Brandon and Breanna felt the calling to raise their family in a similar setting. Still, neither foresaw how their self-sufficiency project would blossom into Four Daughters Farms, raising some of the most highly sought-after poultry and pork from Tampa to Fort Myers. In addition to offering pickup orders, Four Daughters partners with other operations, including Grove Ladder Farm, Gamble Creek Farms, Hunsader Farms, Bearss Groves, and Oikos Food Buyer’s Club to distribute their nose-to-tail, foot-to-beak product line. Over nine years on the property, the White family has continuously invested in expanding and improving their operation, with the highest level of animal care as the key ingredient in their recipe for success.

“Yes, our piglets are meat pigs—but at the same time, if a piglet is down, it’s in the house,” Breanna says. “With our first litter, the mom rejected all the piglets. I was up every two hours, feeding them all night, all day. We raised them up for processing, but I think one thing that people don’t understand about farming is it’s not that you just put them out in the field, and then you come see them when it’s time to pick them up for processing. You have to be in it 100 percent.”

The Cornish Cross hens on Four Daughters Farms are raised outdoors in roomy, lightweight hoop houses that move continuously around the property’s shaded groves.
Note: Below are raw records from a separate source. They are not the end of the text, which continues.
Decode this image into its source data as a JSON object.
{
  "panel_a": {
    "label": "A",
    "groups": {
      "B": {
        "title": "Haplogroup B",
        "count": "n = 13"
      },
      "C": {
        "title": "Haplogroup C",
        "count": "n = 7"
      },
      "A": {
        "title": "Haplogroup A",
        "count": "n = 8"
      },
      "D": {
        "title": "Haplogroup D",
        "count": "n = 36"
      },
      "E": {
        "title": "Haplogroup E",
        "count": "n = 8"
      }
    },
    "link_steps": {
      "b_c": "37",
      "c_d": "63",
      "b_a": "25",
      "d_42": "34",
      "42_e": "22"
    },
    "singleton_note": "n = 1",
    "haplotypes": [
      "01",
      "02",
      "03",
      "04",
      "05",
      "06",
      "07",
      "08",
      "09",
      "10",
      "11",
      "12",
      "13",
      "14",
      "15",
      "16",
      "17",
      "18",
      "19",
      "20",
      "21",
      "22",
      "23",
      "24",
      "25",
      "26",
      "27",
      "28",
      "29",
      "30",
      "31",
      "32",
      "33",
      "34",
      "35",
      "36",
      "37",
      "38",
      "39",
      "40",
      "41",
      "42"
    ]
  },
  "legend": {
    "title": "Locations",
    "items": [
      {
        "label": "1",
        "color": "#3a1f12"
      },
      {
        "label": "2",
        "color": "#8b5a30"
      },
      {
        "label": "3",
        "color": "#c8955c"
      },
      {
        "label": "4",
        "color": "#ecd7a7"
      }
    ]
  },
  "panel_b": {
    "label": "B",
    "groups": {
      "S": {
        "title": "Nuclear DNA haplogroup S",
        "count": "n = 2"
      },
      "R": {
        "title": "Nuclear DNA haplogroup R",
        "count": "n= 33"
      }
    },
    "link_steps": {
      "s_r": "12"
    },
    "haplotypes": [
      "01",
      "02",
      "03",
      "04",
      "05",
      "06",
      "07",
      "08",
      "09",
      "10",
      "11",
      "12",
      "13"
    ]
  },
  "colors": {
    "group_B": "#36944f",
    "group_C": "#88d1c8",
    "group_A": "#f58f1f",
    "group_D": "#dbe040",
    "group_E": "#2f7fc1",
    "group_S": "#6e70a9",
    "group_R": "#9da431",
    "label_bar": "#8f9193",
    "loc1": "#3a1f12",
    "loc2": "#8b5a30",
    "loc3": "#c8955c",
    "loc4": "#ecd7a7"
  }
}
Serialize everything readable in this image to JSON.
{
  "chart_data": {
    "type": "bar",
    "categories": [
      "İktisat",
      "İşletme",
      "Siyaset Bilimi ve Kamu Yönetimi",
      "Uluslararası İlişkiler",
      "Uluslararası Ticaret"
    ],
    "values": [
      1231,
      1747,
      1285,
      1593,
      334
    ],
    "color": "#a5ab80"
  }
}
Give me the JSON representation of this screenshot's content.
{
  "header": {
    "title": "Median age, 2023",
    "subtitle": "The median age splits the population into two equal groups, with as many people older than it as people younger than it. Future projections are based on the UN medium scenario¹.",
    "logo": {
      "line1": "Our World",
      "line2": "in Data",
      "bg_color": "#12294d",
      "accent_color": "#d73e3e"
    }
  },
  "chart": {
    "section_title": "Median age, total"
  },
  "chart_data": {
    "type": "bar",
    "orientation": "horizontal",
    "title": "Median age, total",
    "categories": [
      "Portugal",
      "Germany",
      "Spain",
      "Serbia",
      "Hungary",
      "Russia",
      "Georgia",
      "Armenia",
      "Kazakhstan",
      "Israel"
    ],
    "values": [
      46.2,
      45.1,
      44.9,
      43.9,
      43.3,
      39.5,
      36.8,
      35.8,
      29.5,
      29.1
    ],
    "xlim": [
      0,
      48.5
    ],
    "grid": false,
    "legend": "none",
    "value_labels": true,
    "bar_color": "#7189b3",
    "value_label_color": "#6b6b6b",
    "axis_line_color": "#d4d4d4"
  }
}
“We make sure that we move the birds as soon as the sun comes up in the mornings so it’s nice and cool, which eliminates a massive amount of stress on them,” Breanna explains. “That way, they’re not walking in the heat. We don’t want to walk in the heat, and we’re not covered in feathers, either, so we’re not going to make them do it!” Four Daughters has the capacity to process and finish their meat products on-site, eliminating other significant stressors of crating and transporting animals prior to harvest. After the sun goes down, the Four Daughters’ six Great Pyrenees begin their night shift, patrolling for predators and keeping the peace across the farm.

“When we put our Thanksgiving turkeys in the field, our oldest dog comes running right up to them,” Breanna says. “He knows that it’s his job to keep them safe, and he’s the happiest thing ever.”

As Brandon and Breanna’s kids grow (you guessed it: four girls, ages 3 to 9), they’re already pitching in, helping to rotate chickens in the pasture and tending the Pekin ducks.

“The most positive part of requiring them to work alongside us is they know where their stuff comes from, far more than any other kids,” Brandon says. “The first time somebody sits down at our table without knowing a whole lot about our kids, it might catch them off guard. Most kids are, like, ‘What is this?’ If it’s pork or beef, our kids ask, ‘Who is this?’”

“And then they’ll say, ‘Oh, they’re so good!’” Breanna adds.

“If you get chicken from the regular grocery store, you notice it’s tough. There’s bruising, and it’s kind of like eating a sponge,” Brandon says. “You can take ours, cook it, and literally cut it apart with a fork. People ask if we brine the meat ahead of time, but we don’t do anything special at all. 3-year-old twins can taste the difference.”

When you buy meat from Four Daughters Farms, you can trust you’re being fed just like a family member.